Angler hooked on big pike
Tyler Uzelman is casting his line to repeat as the Alberta Angler of the Year
By: Jeff Hansen
| Posted: Saturday, Sep 14, 2013 06:00 am
The reigning Alberta Angler of the Year is hooked on reeling in another winner after his catch of a lifetime.
“Absolutely. I want to repeat,” said Tyler Uzelman, who pulled out a 47.5-inch, 23.5-pound northern pike from Maybelle River near Fort Chipewyan in June of 2012.
“This year I’ve caught a 47-inch pike (at Namur Lake in northern Alberta) but I don’t think it’s long enough to win this year. I think it’s going to be 49 or 50 inches that is going to win it.”
The avid pike fisherman from St. Albert will cast his line into Wabamun Lake in search of this year’s contest champion.
“They apparently have some big pike there as well, and using some of the techniques I’ve learned, we’re going to see if we can find one of those big guys.”
Uzelman, 41, has until Jan. 30 to send in the paperwork – complete with pictures of him holding the prize fish and one with a rigid measurement device detailing the length of the pike – for consideration in the annual contest sponsored by Namur Lake Lodge and Alberta Outdoorsmen Magazine.
In late February when the Alberta Guide to Sportfishing Regulations is published, Uzelman would check out the winners in the pike, rainbow trout and walleye categories.
“They’re always monstrous fish and I always wanted to be one of those people that caught the big fish. It’s been a longtime dream and I’m sure most anglers when they thumb through it they’re always thinking about that,” said Uzelman, who was awarded $300 in spending money, a one-year subscription to Alberta Outdoorsmen Magazine and as the grand prize winner as the angler of the year, a fly-in fishing trip to Namur Lake, courtesy of Namur Lake Lodge.
Uzelman didn’t know he made the honour roll until he saw the 2013 regulations online.
“I went on the computer and there was a copy so I paged through the PDF. My girlfriend (Carolyn) was with me and when I got to the back page, there was the picture of me and I go woo-hoo! She thought I won the lottery and I go, ‘It’s better than that!’”

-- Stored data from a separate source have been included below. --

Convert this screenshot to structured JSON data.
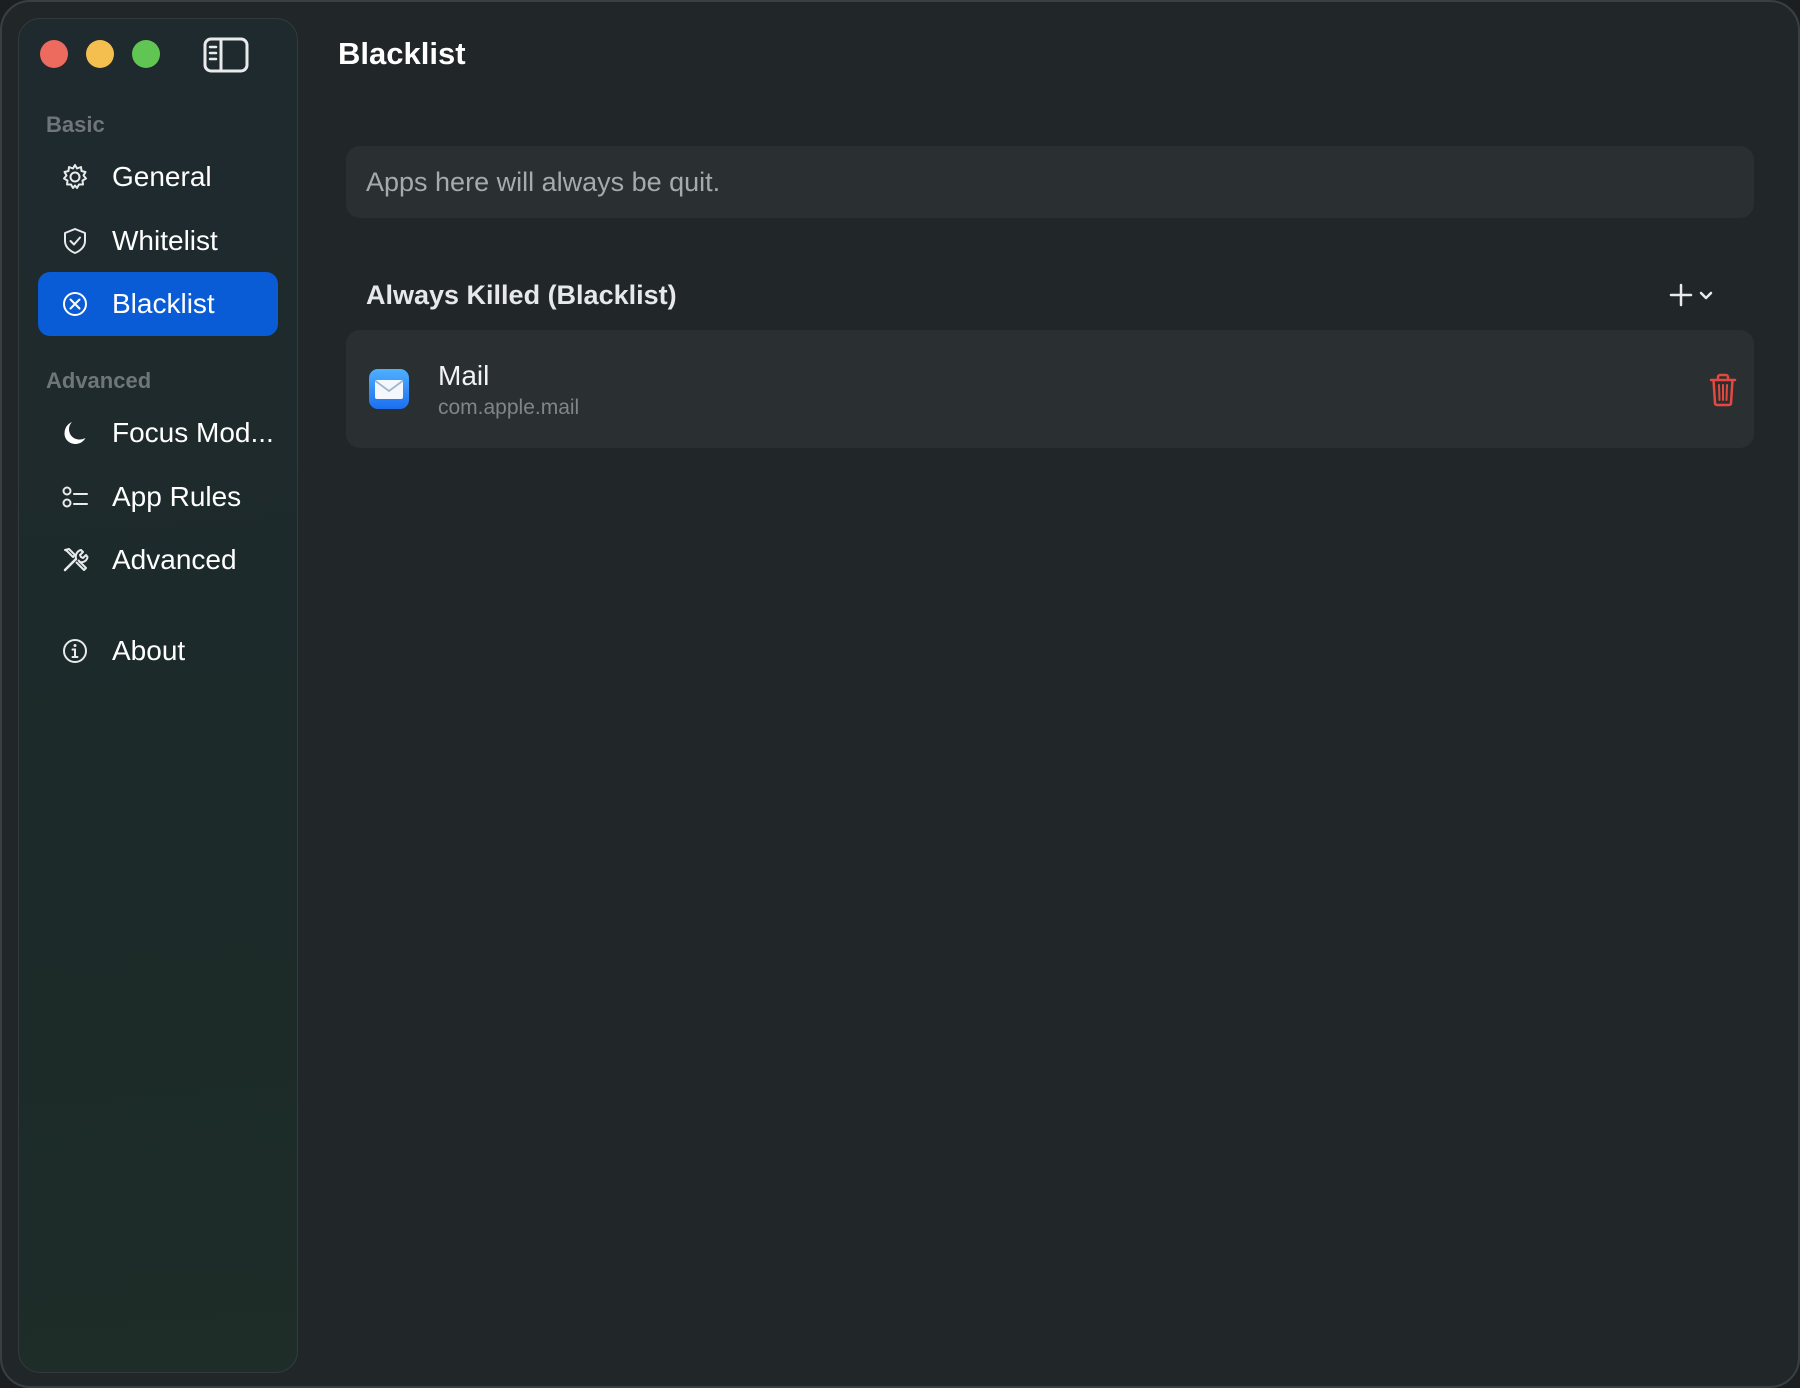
{
  "window": {
    "title": "Blacklist"
  },
  "sidebar": {
    "sections": [
      {
        "label": "Basic",
        "items": [
          {
            "label": "General",
            "icon": "gear-icon"
          },
          {
            "label": "Whitelist",
            "icon": "shield-check-icon"
          },
          {
            "label": "Blacklist",
            "icon": "x-circle-icon",
            "active": true
          }
        ]
      },
      {
        "label": "Advanced",
        "items": [
          {
            "label": "Focus Mod...",
            "icon": "moon-icon"
          },
          {
            "label": "App Rules",
            "icon": "checklist-icon"
          },
          {
            "label": "Advanced",
            "icon": "tools-icon"
          }
        ]
      }
    ],
    "footer_items": [
      {
        "label": "About",
        "icon": "info-circle-icon"
      }
    ]
  },
  "main": {
    "description": "Apps here will always be quit.",
    "section_title": "Always Killed (Blacklist)",
    "apps": [
      {
        "name": "Mail",
        "bundle_id": "com.apple.mail",
        "icon": "mail-app-icon"
      }
    ]
  },
  "colors": {
    "accent": "#0a5bd6",
    "delete": "#e5483f",
    "traffic_red": "#ed6a5e",
    "traffic_yellow": "#f5bf4f",
    "traffic_green": "#61c554"
  }
}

Uzelman’s largest catch before last year’s winner was a 40-inch pike.
“I love pike fishing. A lot of people don’t target northern pike. They consider them slough sharks, but their Latin name is water wolf and they eat anything. They have a ferocious appetite,” he said. “The big ones have totally different habits than the small ones. Most people catch small little pike. I can throw a hook into (the Sturgeon River) and probably catch a pike (which Uzelman did Wednesday night from the boat launch after only a few casts). The big ones have very different habits and to target them you have to fish a lot differently than the average person does.”
The third time was the charm for Uzelman fishing for pike near Fort Chipewyan last year with two buddies.
“There is big fish up there all the time,” he said of the area that took more than four hours to reach by quad after driving north to the end of the Fort Chipewyan road. “Two years ago a forest fire went through the whole area so there is a lot of black but for some reason there is a lot of pike and I think that helped with the pike. They were just abnormally hungry that year.”
Uzelman used a normal Canadian Tire fishing rod and a Len Thompson hook to catch his award-winning pike.
“It was mid-morning and we sort of targeted an area and cast our spools into it. When you get a hit you know almost instantaneously if you have a big fish or a small fish, just because of how they act, but with that one I knew I had a big one,” he said. “It was basically a battle for about five minutes of bringing it to the boat and then it takes off again. You just tire him out. We didn’t have nets up there last year so I brought him alongside the boat and reached in with my hand under the gills and pull him into the boat and right away I knew this is a monster fish.”
Uzelman decided to cook it instead of stuffing it.
“I brought it home and took pictures of it with my kids so we have a record of it. I then filleted it and my mom stood over the stove for an hour and a half cooking just that one fish. It fed 10 of us. It was a meal for supper. It was all we could eat and we still had 12 pieces left over. It was fantastic. Pike is one of the best tasting fish there is.”
Uzelman got hooked on fishing at an early age growing up in Camrose.
“There is nothing like it. When you’re out in a boat casting a line, you don’t have any worries in the world. It’s just you against Mother Nature,” he said. “It’s hard to explain. It’s sort of like a runner’s high. It’s the same thing about fishing.”
The best advice Uzelman has for novice anglers is to do research.
“There are some great books on pike out there that I’ve read and it totally changed the way I fish for pike. I can go to a place and I sort of have a way better understanding of where pike are and their habits and that will increase the chances of catching a big pike exponentially.”